Ce qui m’a le plus agacé :
- l’absence de titre distinctif pour l’album. En fait, c’est même assez confondant : on pourrait croire que Mon pépé est un fantôme est le nom de l’album, puisque le surtitre la Vie fantastique de Napoléon Tran chapeaute le tout, ce qui pourrait très bien être le nom de la série. De plus, aucun titre spécifique n’identifie ce premier album, sinon Saison 1. Le tome #2 suivra la même tangente obscure, avec le surtitre et l’appellation Saison 2. Il faudra attendre au tome #3 pour que le surtitre disparaisse et qu’ainsi Mon pépé est un fantôme devienne officiellement le titre de la série… Mais on reste avec l’assez peu original Saison 3 comme titre. Le tome 4 aura le mérite de s’appeler la Saison corse… mais on en reparlera rendu là!!

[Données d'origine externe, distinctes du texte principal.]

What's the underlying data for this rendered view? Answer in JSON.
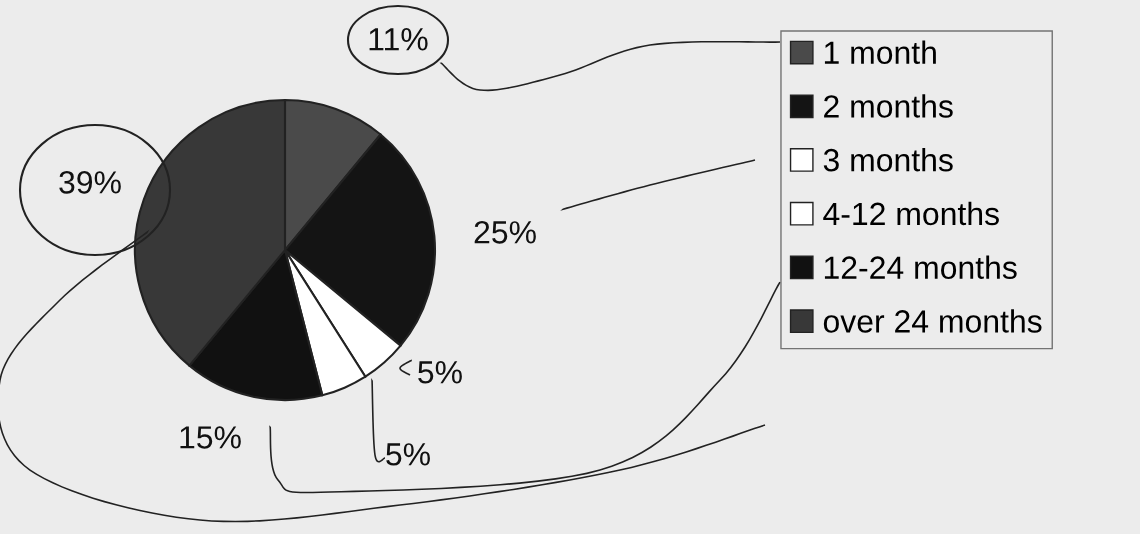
{
  "chart_data": {
    "type": "pie",
    "categories": [
      "1 month",
      "2 months",
      "3 months",
      "4-12 months",
      "12-24 months",
      "over 24 months"
    ],
    "values": [
      11,
      25,
      5,
      5,
      15,
      39
    ],
    "colors": [
      "#4a4a4a",
      "#141414",
      "#ffffff",
      "#ffffff",
      "#111111",
      "#383838"
    ],
    "value_labels": [
      "11%",
      "25%",
      "5%",
      "5%",
      "15%",
      "39%"
    ],
    "legend": "right"
  }
}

- le personnage d’Amadeus, le fils de l’entrepreneur en pompes funèbres. Son intérêt pour le métier de son père est pas mal trop appuyé. Il est si intense qu’il manque de réalisme : il semble plaqué là seulement pour accentuer le thème de la mort.
- un ou deux gags moins punchés. Il s’agit principalement de ceux qui se déroulent à l’école : ils sont beaucoup moins originaux, et rappellent inévitablement ceux qu’on a lus cent fois, dans Cédric par exemple.
- le fait qu’on annonce onze récits, sur la quatrième de couverture, et qu’il n’y en ait que neuf. À moins que l’on ait compté les deux dessins d’humour qui ornent la page 48 et cette même couverture arrière… Ce qui, à mon sens, est une arnaque un brin décevante!